こんにちは!岩国のつぼい歯科クリニック 歯科医師の松浦です。
そろそろ企業や学校の歯科健診のシーズンですね。

今回はむし歯予防のための、フッ素についてお話していきます。

フッ素について

フッ素といえば、テレビCMなどでも、虫歯予防の代名詞のように言われていますね。

 

実際、フッ素は虫歯予防に対して、しっかりとした効果が得られることが明らかになっています。

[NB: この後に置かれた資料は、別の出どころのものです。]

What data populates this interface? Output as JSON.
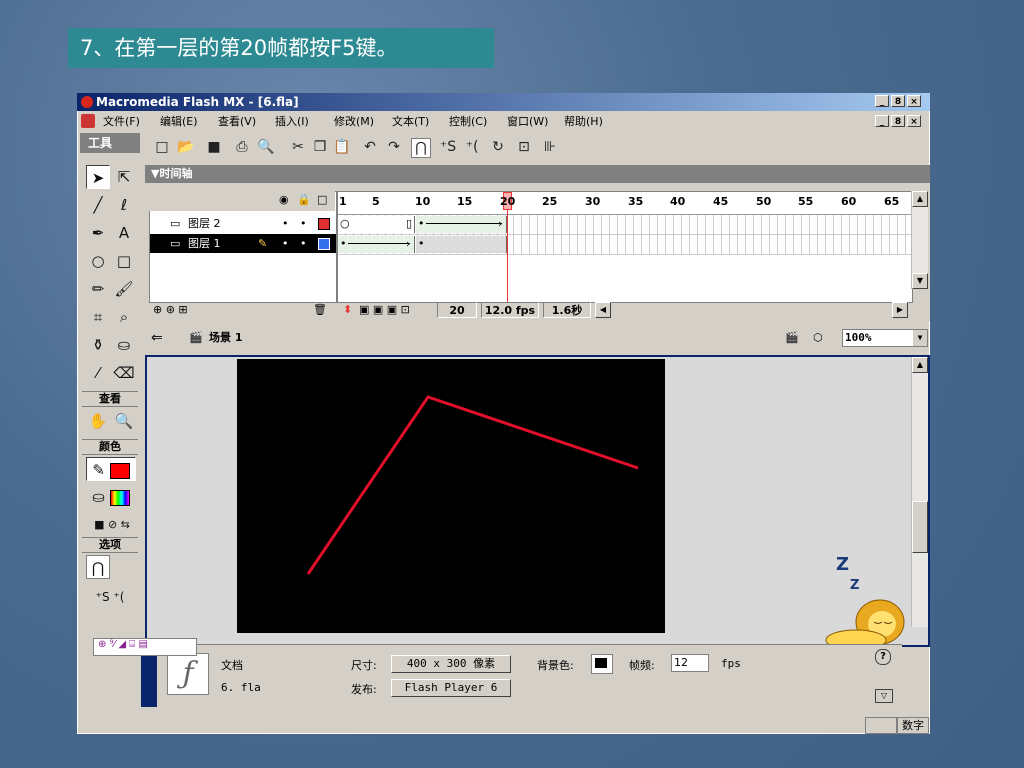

参考 ドクターズブログ:フッ素は危険?3歳~6歳ぐらいの子どものフッ素についての話

フッ素が歯を丈夫にするメカニズム

フッ素の作用としては、歯の表面構造を丈夫で安定なフルオロアパタイトという構造に変化させて溶けにくい歯、虫歯に強い歯にするというものです。

 

虫歯を予防するという点からすると、欠かせない存在であることは確かです。
フッ素は食品にも含まれており、紅茶などにも含まれています。

参考 院長ブログ:お母さんが妊娠中に赤ちゃんの歯を丈夫にできる食べ物とは?

歯みがき粉とフッ素

フッ素はほとんどの歯磨き粉に配合されています。

市販品の約9割がフッ素配合みたいです。

逆に、フッ素入りではない歯磨き粉を探す方が困難なようです。

高濃度フッ素含有の歯みがき粉について

フッ素濃度が950ppm程度である歯磨き粉がほとんどでしたが、最近では高濃度フッ素と言われる1450ppm程度まで認可されました。

濃度が高い方が虫歯の予防効果は高いです。
しかし、注意も必要です。

高濃度のフッ素による副作用リスクもあるため、6歳未満のお子さまへは使用させない、また、保管も6歳未満のお子さんの手の届かないところにするように、厚生労働省より各歯科医院に通知が来ています。

小さなお子様がいるご家庭では、注意してご使用ください。

 

歯みがき後うがいをするとフッ素が洗い流されます。

フッ素入りであることを意識するのであれば、歯磨き後のうがいはほどほどにして、お口の中にフッ素が残る方が効果的です。

もっと確実な方法として、歯磨き後普通にしっかりうがいをして、唾液の分泌の少ない寝る前にフッ素入りのジェル歯に塗って寝るという方法もおススメです。

歯科医院でのフッ素塗布と自宅でのフッ素を併用しても大丈夫なの?

作用機序が違うので、併用して問題ありません。

歯科医院で使用しているフッ素の濃度は9000ppmです。

毎日ご自宅でフッ素で虫歯予防をして、あとは定期的に歯科医院で高濃度のフッ素を用いて予防を行っていくのがベストではないかと思います。

フッ素入りの洗口剤について

他にも洗口剤と言ったうがい薬のようなものによるフッ素の応用もオススメです。

 

洗口剤は歯磨き粉やフッ素入りジェルよりも細かい部分にフッ素が入り込んで虫歯を予防してくれるので、予防効果が高いです。

つぼい歯科クリニックではミラノールという洗口剤をおすすめしています。

就寝前にうがいをします。

お口の中にフッ素が残っている状態において、歯の表面構造が変化していきます。

先ほどの歯磨きの後のうがいもそうですが、お口の中にフッ素が残っているということが重要なんです。

寝る前洗口剤でうがいをして、そのまま寝るというのは理にかなっているように思います。

 

年齢やお口の中の状態によっても、より良いフッ素の使い方が異なりますので、お気軽にご相談ください。

まとめ

  • フッ素とは歯の表面に作用し、歯を丈夫にします。
  • 高含有量のフッ素入り歯磨き粉が発売されましたが、6歳未満のお子さまのいるご家庭では注意が必要です。
  • フッ素はお口の中に長時間残っていることが大事なので、寝る前にフッ素入り洗口剤の使用がおススメです。